On Wed, Dec 30, 2015 at 2:40 PM, Philippe Mouawad <
[email protected]> wrote:


On Wed, Dec 30, 2015 at 1:43 PM, Felix Schumacher <
[email protected]> wrote:

Am 30.12.2015 um 13:23 schrieb Philippe Mouawad:

Hi Felix,
I think I tried this change few months ago, i remember I faced bugs in
display.
I don't remember exactly what but maybe I' m mixing with another place.
It was in same jvm(no remote)

The numbers below where on a local X. The heavy lock contention would
result in even worse numbers.

Ok

The only difference I saw was a slight delay after the test had finished,
before all results where shown. On the other hand that delay could be
noticed while running the test when invokeAndWait is used.

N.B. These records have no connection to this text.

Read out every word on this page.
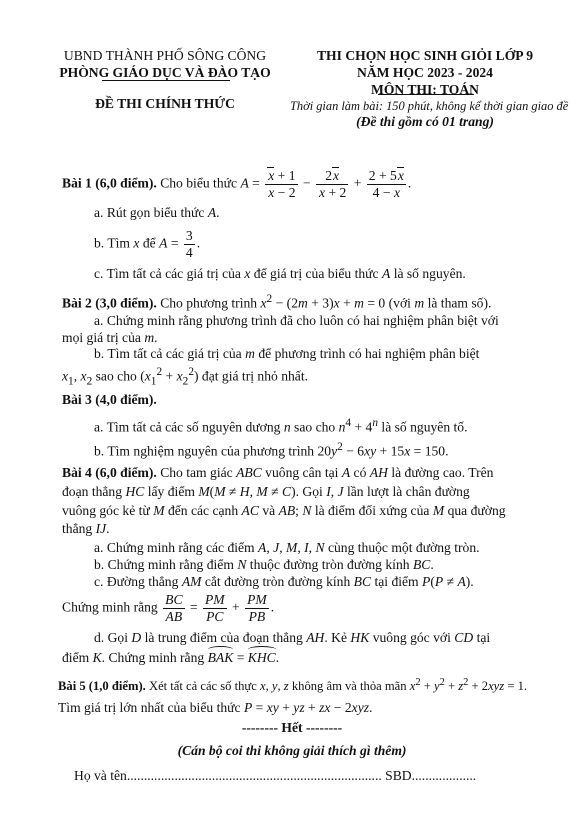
UBND THÀNH PHỐ SÔNG CÔNG
PHÒNG GIÁO DỤC VÀ ĐÀO TẠO
ĐỀ THI CHÍNH THỨC
THI CHỌN HỌC SINH GIỎI LỚP 9
NĂM HỌC 2023 - 2024
MÔN THI: TOÁN
Thời gian làm bài: 150 phút, không kể thời gian giao đề
(Đề thi gồm có 01 trang)
Bài 1 (6,0 điểm). Cho biểu thức $A = \frac{x + 1}{x - 2} - \frac{2x}{x + 2} + \frac{2 + 5x}{4 - x}$ .
a. Rút gọn biểu thức A.
b. Tìm x để $A = \frac{3}{4}$ .
c. Tìm tất cả các giá trị của x để giá trị của biểu thức A là số nguyên.
Bài 2 (3,0 điểm). Cho phương trình $x^2 - (2m + 3)x + m = 0$ (với m là tham số).
a. Chứng minh rằng phương trình đã cho luôn có hai nghiệm phân biệt với
mọi giá trị của m.
b. Tìm tất cả các giá trị của m để phương trình có hai nghiệm phân biệt
$x_1$, $x_2$ sao cho $(x_1^2 + x_2^2)$ đạt giá trị nhỏ nhất.
Bài 3 (4,0 điểm).
a. Tìm tất cả các số nguyên dương n sao cho $n^4 + 4^n$ là số nguyên tố.
b. Tìm nghiệm nguyên của phương trình $20y^2 - 6xy + 15x = 150$.
Bài 4 (6,0 điểm). Cho tam giác ABC vuông cân tại A có AH là đường cao. Trên
đoạn thẳng HC lấy điểm M(M ≠ H, M ≠ C). Gọi I, J lần lượt là chân đường
vuông góc kẻ từ M đến các cạnh AC và AB; N là điểm đối xứng của M qua đường
thẳng IJ.
a. Chứng minh rằng các điểm A, J, M, I, N cùng thuộc một đường tròn.
b. Chứng minh rằng điểm N thuộc đường tròn đường kính BC.
c. Đường thẳng AM cắt đường tròn đường kính BC tại điểm P(P ≠ A).
Chứng minh rằng $\frac{BC}{AB} = \frac{PM}{PC} + \frac{PM}{PB}$ .
d. Gọi D là trung điểm của đoạn thẳng AH. Kẻ HK vuông góc với CD tại
điểm K. Chứng minh rằng BAK = KHC.
Bài 5 (1,0 điểm). Xét tất cả các số thực x, y, z không âm và thỏa mãn $x^2 + y^2 + z^2 + 2xyz = 1$.
Tìm giá trị lớn nhất của biểu thức P = xy + yz + zx − 2xyz.
-------- Hết --------
(Cán bộ coi thi không giải thích gì thêm)
Họ và tên........................................................................... SBD...................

Could you propose a patch , I will test it again. What Java version are
you using ?


Note that we advise users not to use gui mode for load testing.
Right, but they will do it anyway.

Yes but it's under their responsability. Their results will be wrong, we
advised in a lot of places.
Even if we fix this part, using GUI will introduce contentions and side
effects.

Felix


Regards

On Wednesday, December 30, 2015, Felix Schumacher <
[email protected]> wrote:

Hi all,
with bug 52694 and commit 1245602 the new method JMeterUtils#runSafe was
introduced, which uses SwingUtilities#invokeAndWait.

I stumbled upon this while testing with gui and a report listener over
remote X, where the invokeAndWait lead to heavy lock contention.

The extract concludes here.